Bleep. Bleep. What did the blue and green lines mean? The sudden dips?
What was the nurse’s name? I chose not to keep notes. Thoughtful as
moss or black coffee, or as the screen of a dead phone. That’s what eyes
look like when you really look at them. Inanimate. Moss, though, is
alive enough to harvest carbon dioxide, to grow. Yesterday I googled
thoughtful as moss, thinking it was from a Seamus Heaney poem, but
only found a description of the poet grown long-haired and thoughtful;
a wood-kerne escaped from the massacre. At school, we learnt that
wood-kernes were armed peasants who fought against the British
in Ireland. I imagined them (and him) as thoughtful kernels, seeds that
had escaped death by being spat out. I am nothing so solid or durable.

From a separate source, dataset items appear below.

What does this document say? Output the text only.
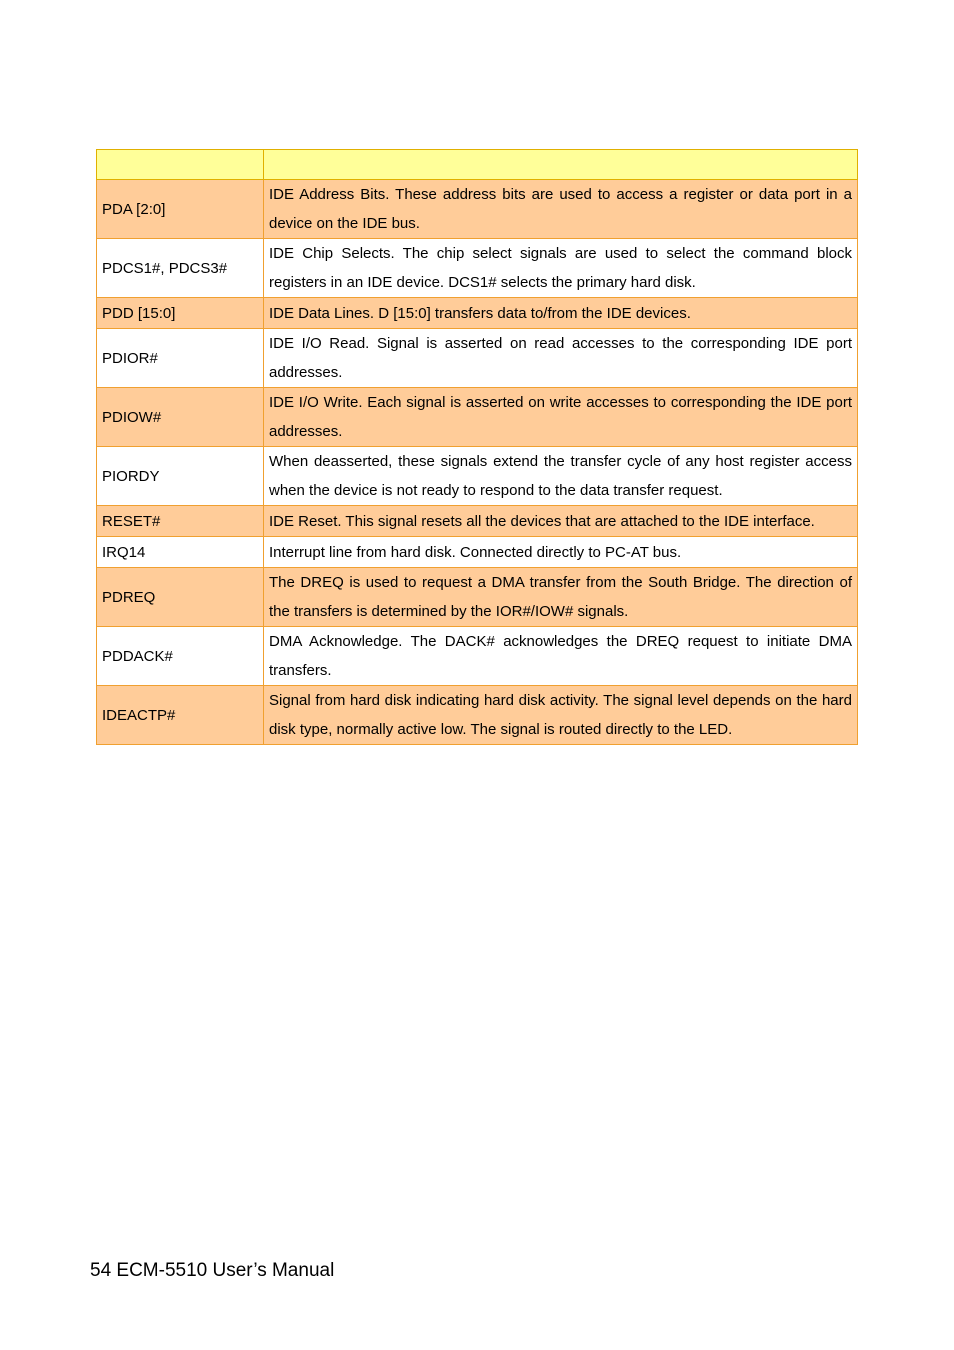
PDA [2:0]	IDE Address Bits. These address bits are used to access a register or data port in a device on the IDE bus.
PDCS1#, PDCS3#	IDE Chip Selects. The chip select signals are used to select the command block registers in an IDE device. DCS1# selects the primary hard disk.
PDD [15:0]	IDE Data Lines. D [15:0] transfers data to/from the IDE devices.
PDIOR#	IDE I/O Read. Signal is asserted on read accesses to the corresponding IDE port addresses.
PDIOW#	IDE I/O Write. Each signal is asserted on write accesses to corresponding the IDE port addresses.
PIORDY	When deasserted, these signals extend the transfer cycle of any host register access when the device is not ready to respond to the data transfer request.
RESET#	IDE Reset. This signal resets all the devices that are attached to the IDE interface.
IRQ14	Interrupt line from hard disk. Connected directly to PC-AT bus.
PDREQ	The DREQ is used to request a DMA transfer from the South Bridge. The direction of the transfers is determined by the IOR#/IOW# signals.
PDDACK#	DMA Acknowledge. The DACK# acknowledges the DREQ request to initiate DMA transfers.
IDEACTP#	Signal from hard disk indicating hard disk activity. The signal level depends on the hard disk type, normally active low. The signal is routed directly to the LED.
54 ECM-5510 User’s Manual
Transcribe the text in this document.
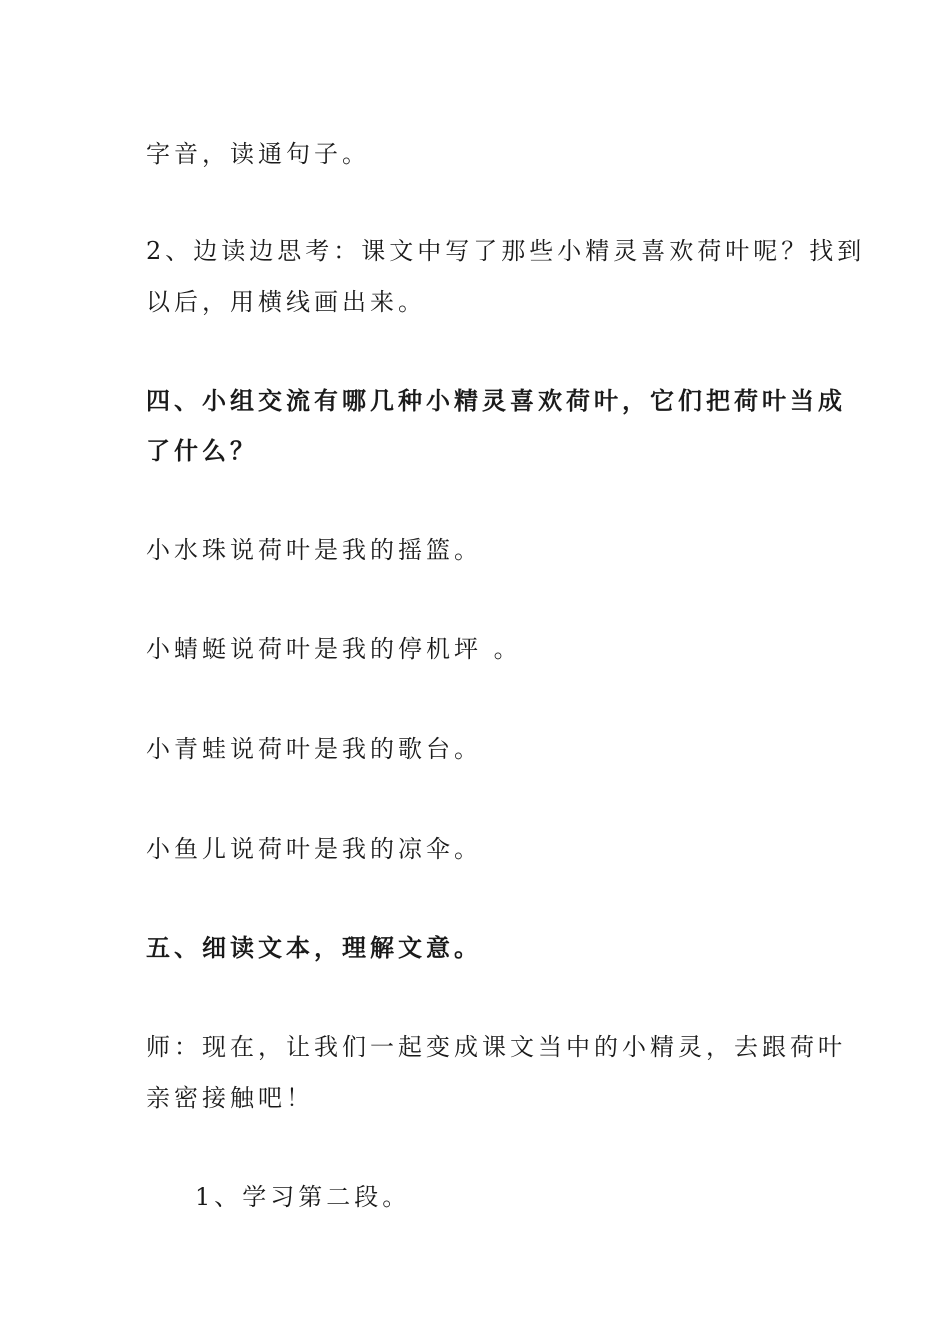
字音，读通句子。
2、边读边思考：课文中写了那些小精灵喜欢荷叶呢？找到
以后，用横线画出来。
四、小组交流有哪几种小精灵喜欢荷叶，它们把荷叶当成
了什么？
小水珠说荷叶是我的摇篮。
小蜻蜓说荷叶是我的停机坪 。
小青蛙说荷叶是我的歌台。
小鱼儿说荷叶是我的凉伞。
五、细读文本，理解文意。
师：现在，让我们一起变成课文当中的小精灵，去跟荷叶
亲密接触吧！
1、学习第二段。
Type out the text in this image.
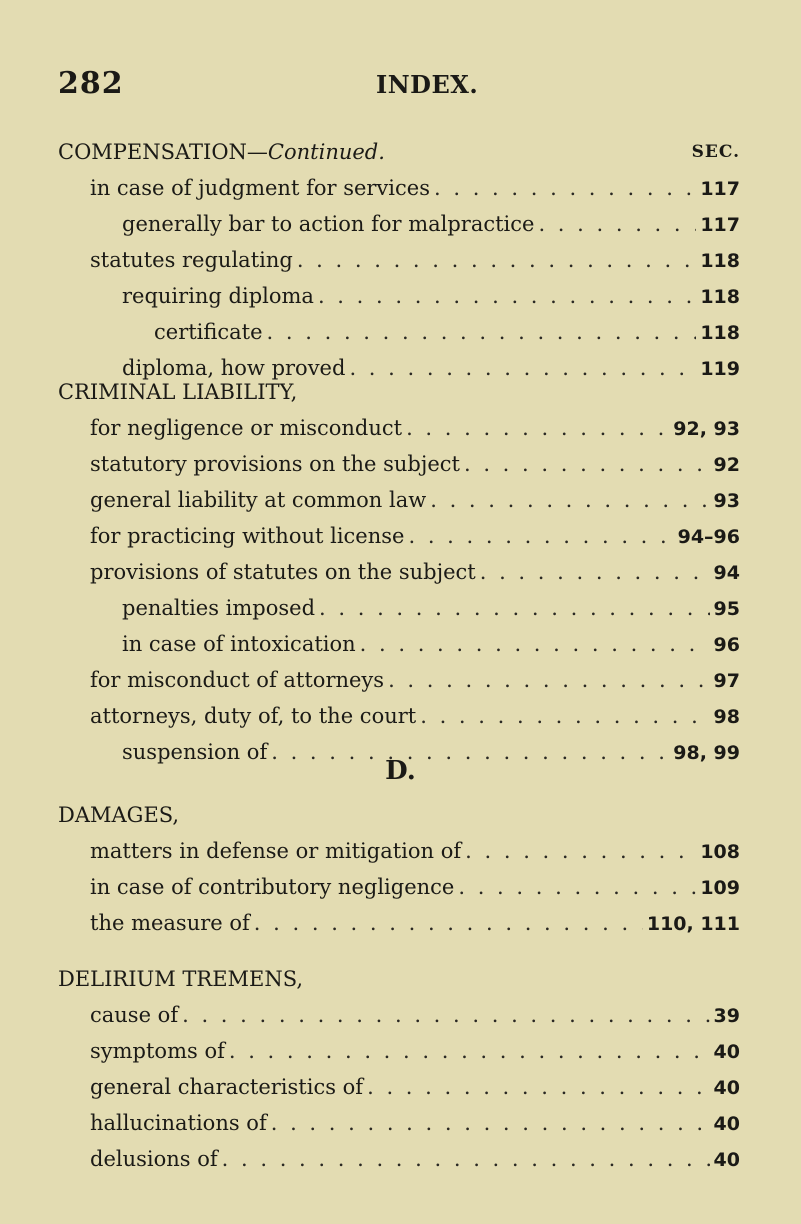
282	INDEX.
COMPENSATION—Continued.	SEC.
in case of judgment for services . . .	117
generally bar to action for malpractice . . .	117
statutes regulating . . .	118
requiring diploma . . .	118
certificate . . .	118
diploma, how proved . . .	119
CRIMINAL LIABILITY,
for negligence or misconduct . . .	92, 93
statutory provisions on the subject . . .	92
general liability at common law . . .	93
for practicing without license . . .	94–96
provisions of statutes on the subject . . .	94
penalties imposed . . .	95
in case of intoxication . . .	96
for misconduct of attorneys . . .	97
attorneys, duty of, to the court . . .	98
suspension of . . .	98, 99
D.
DAMAGES,
matters in defense or mitigation of . . .	108
in case of contributory negligence . . .	109
the measure of . . .	110, 111
DELIRIUM TREMENS,
cause of . . .	39
symptoms of . . .	40
general characteristics of . . .	40
hallucinations of . . .	40
delusions of . . .	40
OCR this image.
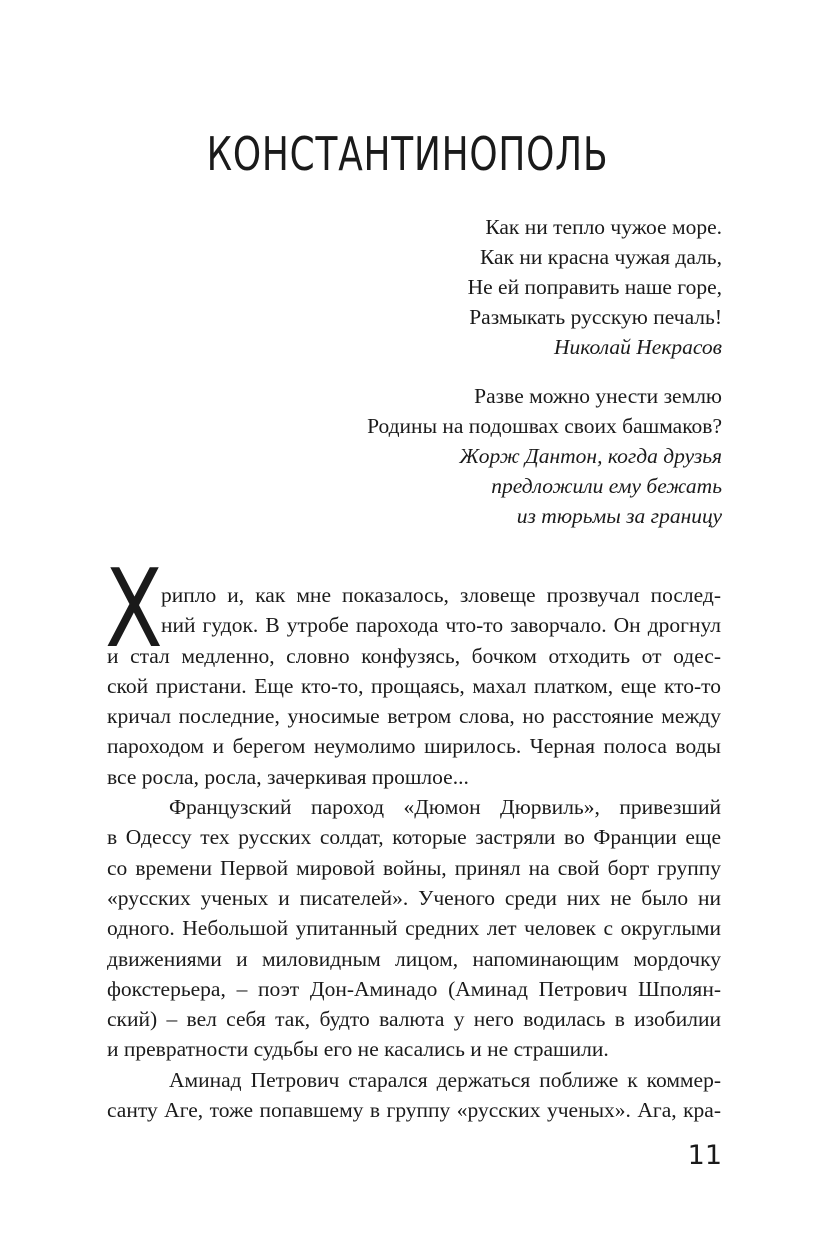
КОНСТАНТИНОПОЛЬ
Как ни тепло чужое море.
Как ни красна чужая даль,
Не ей поправить наше горе,
Размыкать русскую печаль!
Николай Некрасов
Разве можно унести землю
Родины на подошвах своих башмаков?
Жорж Дантон, когда друзья
предложили ему бежать
из тюрьмы за границу
Х

рипло и, как мне показалось, зловеще прозвучал послед-
ний гудок. В утробе парохода что-то заворчало. Он дрогнул
и стал медленно, словно конфузясь, бочком отходить от одес-
ской пристани. Еще кто-то, прощаясь, махал платком, еще кто-то
кричал последние, уносимые ветром слова, но расстояние между
пароходом и берегом неумолимо ширилось. Черная полоса воды
все росла, росла, зачеркивая прошлое...

Французский пароход «Дюмон Дюрвиль», привезший
в Одессу тех русских солдат, которые застряли во Франции еще
со времени Первой мировой войны, принял на свой борт группу
«русских ученых и писателей». Ученого среди них не было ни
одного. Небольшой упитанный средних лет человек с округлыми
движениями и миловидным лицом, напоминающим мордочку
фокстерьера, – поэт Дон-Аминадо (Аминад Петрович Шполян-
ский) – вел себя так, будто валюта у него водилась в изобилии
и превратности судьбы его не касались и не страшили.

Аминад Петрович старался держаться поближе к коммер-
санту Аге, тоже попавшему в группу «русских ученых». Ага, кра-

11
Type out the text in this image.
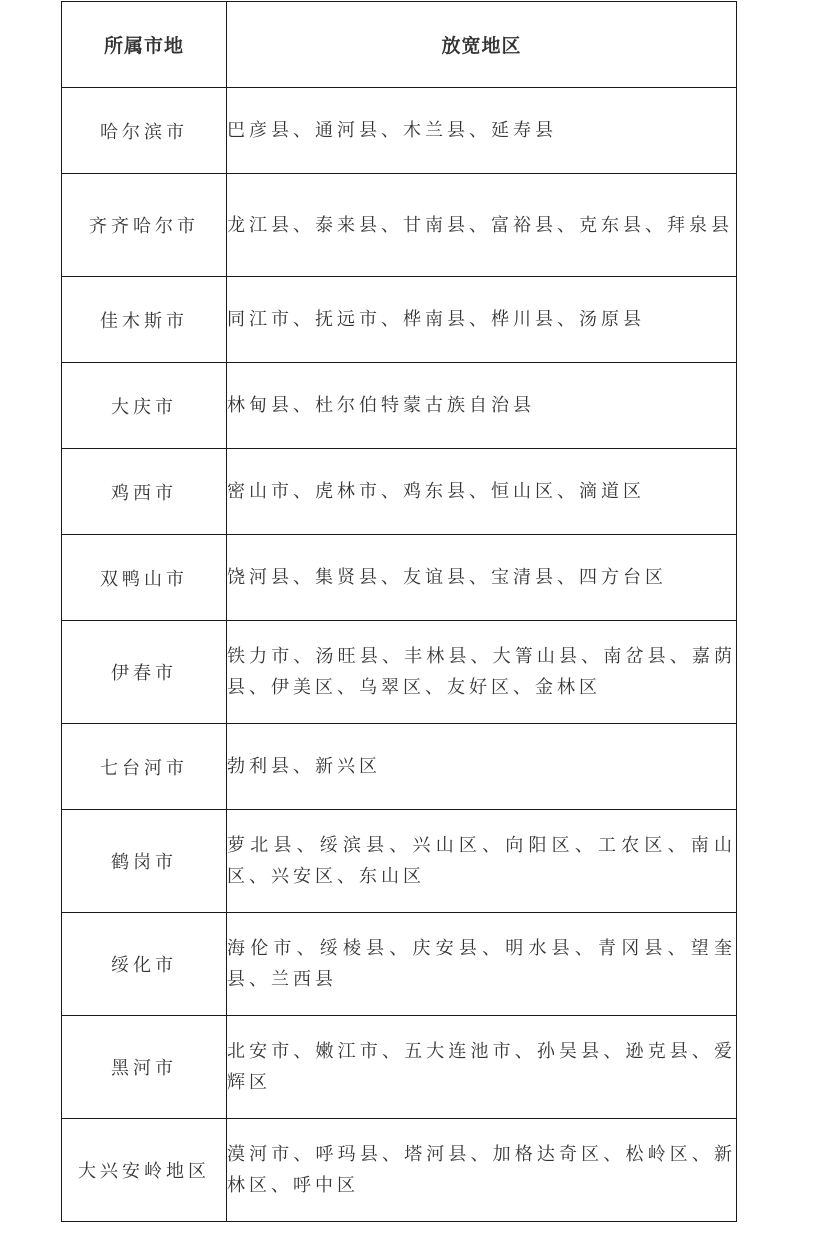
所属市地	放宽地区
哈尔滨市	巴彦县、通河县、木兰县、延寿县
齐齐哈尔市	龙江县、泰来县、甘南县、富裕县、克东县、拜泉县
佳木斯市	同江市、抚远市、桦南县、桦川县、汤原县
大庆市	林甸县、杜尔伯特蒙古族自治县
鸡西市	密山市、虎林市、鸡东县、恒山区、滴道区
双鸭山市	饶河县、集贤县、友谊县、宝清县、四方台区
伊春市	铁力市、汤旺县、丰林县、大箐山县、南岔县、嘉荫县、伊美区、乌翠区、友好区、金林区
七台河市	勃利县、新兴区
鹤岗市	萝北县、绥滨县、兴山区、向阳区、工农区、南山区、兴安区、东山区
绥化市	海伦市、绥棱县、庆安县、明水县、青冈县、望奎县、兰西县
黑河市	北安市、嫩江市、五大连池市、孙吴县、逊克县、爱辉区
大兴安岭地区	漠河市、呼玛县、塔河县、加格达奇区、松岭区、新林区、呼中区
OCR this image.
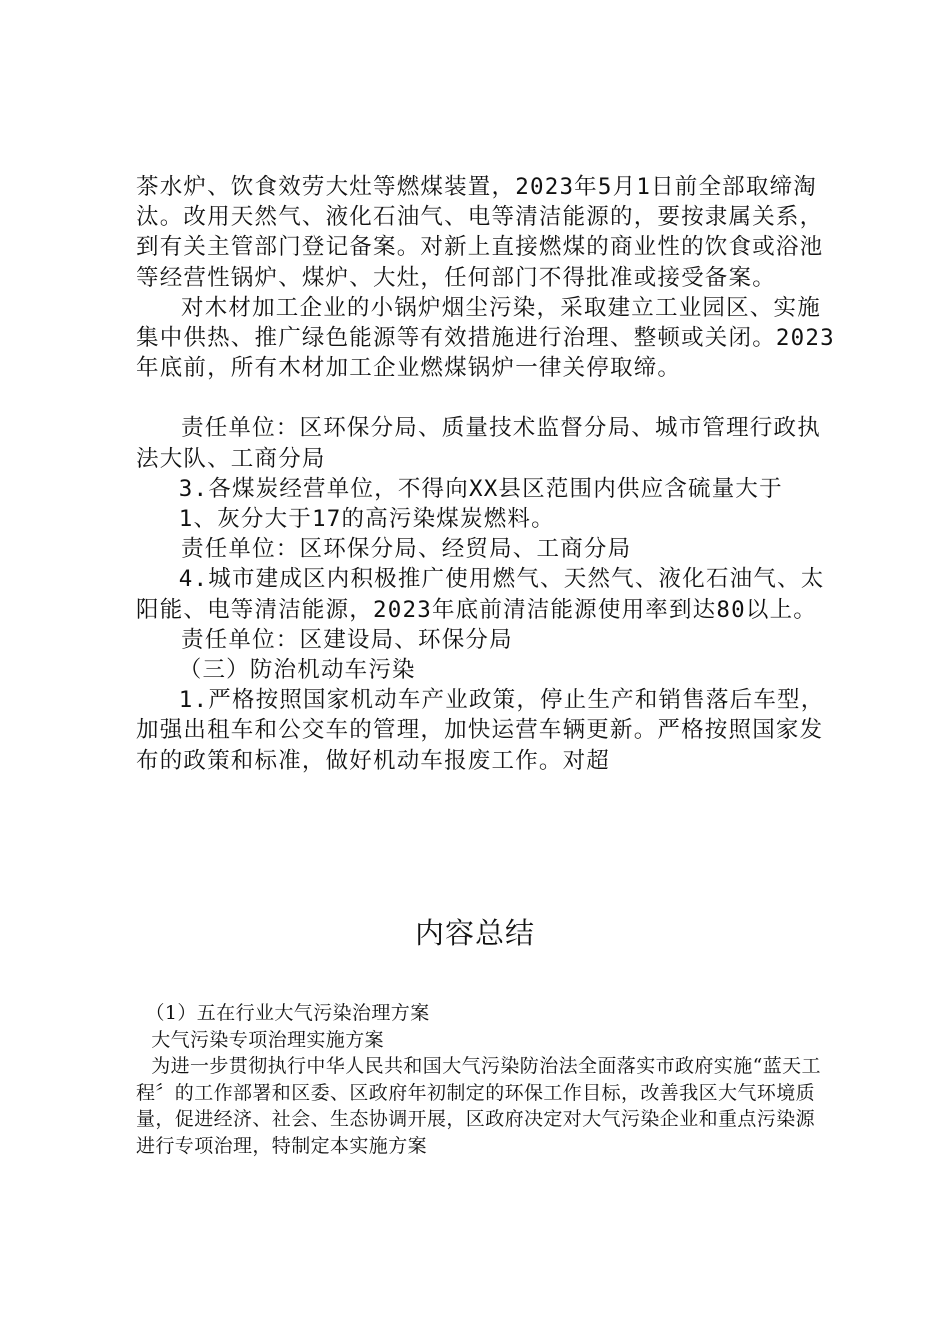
茶水炉、饮食效劳大灶等燃煤装置，2023年5月1日前全部取缔淘汰。改用天然气、液化石油气、电等清洁能源的，要按隶属关系，到有关主管部门登记备案。对新上直接燃煤的商业性的饮食或浴池等经营性锅炉、煤炉、大灶，任何部门不得批准或接受备案。

对木材加工企业的小锅炉烟尘污染，采取建立工业园区、实施集中供热、推广绿色能源等有效措施进行治理、整顿或关闭。2023年底前，所有木材加工企业燃煤锅炉一律关停取缔。

责任单位：区环保分局、质量技术监督分局、城市管理行政执法大队、工商分局

3.各煤炭经营单位，不得向XX县区范围内供应含硫量大于

1、灰分大于17的高污染煤炭燃料。

责任单位：区环保分局、经贸局、工商分局

4.城市建成区内积极推广使用燃气、天然气、液化石油气、太阳能、电等清洁能源，2023年底前清洁能源使用率到达80以上。

责任单位：区建设局、环保分局

（三）防治机动车污染

1.严格按照国家机动车产业政策，停止生产和销售落后车型，加强出租车和公交车的管理，加快运营车辆更新。严格按照国家发布的政策和标准，做好机动车报废工作。对超

内容总结

（1）五在行业大气污染治理方案

大气污染专项治理实施方案

为进一步贯彻执行中华人民共和国大气污染防治法全面落实市政府实施“蓝天工程〞的工作部署和区委、区政府年初制定的环保工作目标，改善我区大气环境质量，促进经济、社会、生态协调开展，区政府决定对大气污染企业和重点污染源进行专项治理，特制定本实施方案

What are you trying to say? For years I made patterns in the air, not
knowing what to say, then you came and pointed out the paintwork
cracked and bubbling on the wall beside my bed which, though it stank,
I hadn’t noticed. The streetlight sparked on beads of damp. Your skin
smelt bready, warm. I couldn’t say how bare my life had been. The
stillness in the room was like the stillness in the air between the heaves of
storm. We flowed into and out of each other, saying – what? Saying.
Not yet together, we were incapable of breaking. Cradled in pure being.
The paint flaked, exposing streaks of poxy wall. I remembered a church
where the saints’ faces had been scratched away, taking on a new
expression: alien, afraid. Some days I must look alien to him. Scary.
One poet said the devil was neither blate nor scaur, incapable of being
scared. I sleep scared most nights but feel no more holy. Once I
pronounced ‘oven’ often like my mum does, and a friend laughed. The
cracks appeared beneath me. In the years before we met, though I wrote,
I was too scared – too scarred – to speak. Flow, flow, flow. I wanted to
be carried along, not spat out or upon. That SAY brick picked from
the riverbed proved that broken things still flow. What are you trying to
say? When you asked me that I closed my laptop, offended. Why?
It never mattered what I said. Whether you speak up or scarcely whisper,
you speak with all you are. To the eye of a being of incomparably
longer life – to God or the devil – the human race would appear as one
continuous vibration, in the same way a sparkler twirled at night looks like
a circle. In darker days I couldn’t say that to my dad, slumped in front of
the TV with a mug of instant coffee. Saying it now only makes me think
of times I’ve held a sparkler – the hiss and flare, the after-smell –
which runs counter to that whole vision. One morning, gagging on his
breathing tube, he started to text my mum, but before he could press send
his phone died. He couldn’t remember what he tried to say. I can’t
remember what I tried to say. Flow, break, flow. You hear me, though?